The small Norwegian oil company DNO did not estimate the size of the far north find.
“It’s a little too early to say,” DNO managing director Helge Eide told the Associated Press. “But it is positive.”
The state radio network NRK said there is enough oil to make development possible, which it said could make the field, called Goliat, the first oil field developed in the Norwegian sector of the Barents Sea.
NRK reported preliminary estimates of 100 million barrels of oil, which it said was not a huge find but was enough to be commercially exploited.
Goliat is about 85 kilometers (50 miles) northwest of Norway’s northernmost town, Hammerfest, and is in an area environmentalists say is too ecologically sensitive to withstand oil production.

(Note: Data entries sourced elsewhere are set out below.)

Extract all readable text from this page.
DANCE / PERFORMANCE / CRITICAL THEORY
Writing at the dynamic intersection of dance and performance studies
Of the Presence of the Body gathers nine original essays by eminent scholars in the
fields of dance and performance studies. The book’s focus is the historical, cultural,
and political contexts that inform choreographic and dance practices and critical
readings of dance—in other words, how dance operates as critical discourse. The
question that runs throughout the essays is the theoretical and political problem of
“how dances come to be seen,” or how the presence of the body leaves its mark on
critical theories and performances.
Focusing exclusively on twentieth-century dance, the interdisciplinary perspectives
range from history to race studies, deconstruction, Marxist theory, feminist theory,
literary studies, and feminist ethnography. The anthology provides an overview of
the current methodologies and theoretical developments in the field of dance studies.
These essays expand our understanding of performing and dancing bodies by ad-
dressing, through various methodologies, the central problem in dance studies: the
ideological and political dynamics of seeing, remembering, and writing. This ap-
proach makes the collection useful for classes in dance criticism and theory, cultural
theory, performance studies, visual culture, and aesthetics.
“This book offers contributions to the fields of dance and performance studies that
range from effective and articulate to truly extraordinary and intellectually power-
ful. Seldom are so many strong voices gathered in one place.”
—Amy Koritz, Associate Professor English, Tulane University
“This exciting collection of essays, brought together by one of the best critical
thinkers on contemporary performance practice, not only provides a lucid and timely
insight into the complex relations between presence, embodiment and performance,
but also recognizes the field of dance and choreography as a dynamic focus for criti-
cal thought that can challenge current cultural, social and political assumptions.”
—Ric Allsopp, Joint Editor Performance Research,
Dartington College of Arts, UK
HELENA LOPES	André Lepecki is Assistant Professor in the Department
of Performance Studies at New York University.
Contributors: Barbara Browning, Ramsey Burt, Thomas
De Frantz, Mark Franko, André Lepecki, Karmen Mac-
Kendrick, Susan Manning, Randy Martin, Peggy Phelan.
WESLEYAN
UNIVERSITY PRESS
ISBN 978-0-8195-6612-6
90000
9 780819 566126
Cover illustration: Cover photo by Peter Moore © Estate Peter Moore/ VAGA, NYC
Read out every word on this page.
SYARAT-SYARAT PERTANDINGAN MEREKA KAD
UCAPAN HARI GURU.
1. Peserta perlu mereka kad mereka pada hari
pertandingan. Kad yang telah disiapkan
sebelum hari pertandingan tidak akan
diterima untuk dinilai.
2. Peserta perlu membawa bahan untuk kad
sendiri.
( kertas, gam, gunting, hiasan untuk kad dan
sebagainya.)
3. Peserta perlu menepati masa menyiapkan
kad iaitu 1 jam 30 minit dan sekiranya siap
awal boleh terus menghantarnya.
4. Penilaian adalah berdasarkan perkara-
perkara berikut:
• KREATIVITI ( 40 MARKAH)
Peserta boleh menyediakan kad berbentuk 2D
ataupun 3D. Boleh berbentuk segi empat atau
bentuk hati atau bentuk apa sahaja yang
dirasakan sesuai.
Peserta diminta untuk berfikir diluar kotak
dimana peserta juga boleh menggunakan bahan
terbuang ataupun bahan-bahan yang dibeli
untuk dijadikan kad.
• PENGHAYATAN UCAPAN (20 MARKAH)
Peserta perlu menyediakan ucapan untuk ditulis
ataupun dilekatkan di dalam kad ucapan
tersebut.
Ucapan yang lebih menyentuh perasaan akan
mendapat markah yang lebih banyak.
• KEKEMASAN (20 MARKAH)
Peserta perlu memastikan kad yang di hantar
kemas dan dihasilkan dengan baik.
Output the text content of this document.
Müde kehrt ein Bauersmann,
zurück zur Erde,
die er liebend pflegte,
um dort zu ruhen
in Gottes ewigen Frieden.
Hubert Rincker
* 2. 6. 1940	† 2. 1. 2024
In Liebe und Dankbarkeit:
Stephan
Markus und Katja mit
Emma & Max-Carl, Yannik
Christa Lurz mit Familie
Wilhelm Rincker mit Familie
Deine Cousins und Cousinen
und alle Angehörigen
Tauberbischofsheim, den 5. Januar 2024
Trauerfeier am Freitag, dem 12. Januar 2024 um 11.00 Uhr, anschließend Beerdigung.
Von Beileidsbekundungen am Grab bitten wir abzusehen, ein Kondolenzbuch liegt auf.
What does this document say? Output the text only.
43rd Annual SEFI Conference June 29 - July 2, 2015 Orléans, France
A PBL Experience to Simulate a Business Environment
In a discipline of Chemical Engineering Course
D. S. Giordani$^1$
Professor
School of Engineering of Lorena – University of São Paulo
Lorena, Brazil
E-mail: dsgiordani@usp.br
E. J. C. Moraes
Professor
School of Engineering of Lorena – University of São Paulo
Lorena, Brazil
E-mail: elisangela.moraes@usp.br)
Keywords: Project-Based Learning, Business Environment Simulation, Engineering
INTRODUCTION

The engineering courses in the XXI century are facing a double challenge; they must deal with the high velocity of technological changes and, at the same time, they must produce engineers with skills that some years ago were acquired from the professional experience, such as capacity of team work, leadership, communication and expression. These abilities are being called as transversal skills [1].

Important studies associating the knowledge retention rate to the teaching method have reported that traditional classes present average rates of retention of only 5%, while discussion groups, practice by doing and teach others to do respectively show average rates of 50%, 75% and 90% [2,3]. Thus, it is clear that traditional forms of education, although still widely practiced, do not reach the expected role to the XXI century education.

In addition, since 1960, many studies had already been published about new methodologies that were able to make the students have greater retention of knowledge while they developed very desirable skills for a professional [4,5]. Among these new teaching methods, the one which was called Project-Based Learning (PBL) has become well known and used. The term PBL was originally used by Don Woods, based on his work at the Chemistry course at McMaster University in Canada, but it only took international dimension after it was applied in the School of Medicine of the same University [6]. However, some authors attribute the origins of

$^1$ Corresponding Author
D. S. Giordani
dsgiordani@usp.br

“The Goliat field is in one of the Barents Sea’s most vulnerable and valuable nature areas,” said the conservation group WWF in a statement. “WWF demands that the government reject any application to develop the field.”
Norway has been encouraging exploration Norway has been encouraging oil companies to look for oil and natural gas in the Barents Sea, hoping for new supplies to maintain flow levels that make the Nordic nation the world’s third largest oil exporter after Saudi Arabia and Russia.
DNO broke Norwegian tradition by announcing the find before the Norwegian Petroleum Directorate was informed and make the news public.
Project operator ENI Norge AS, the Norwegian subsidiary of Italian oil company Eni, declined comment until it had formally notified the government directorate.
Eide said DNO felt bound to release the information immediately under Norwegian stock market laws requiring full disclosure.
Eni, with a 65 percent stake, operates the field on behalf of its partners, state-controlled Norwegian oil company Statoil ASA, with 20 percent, and DNO, with 15 percent.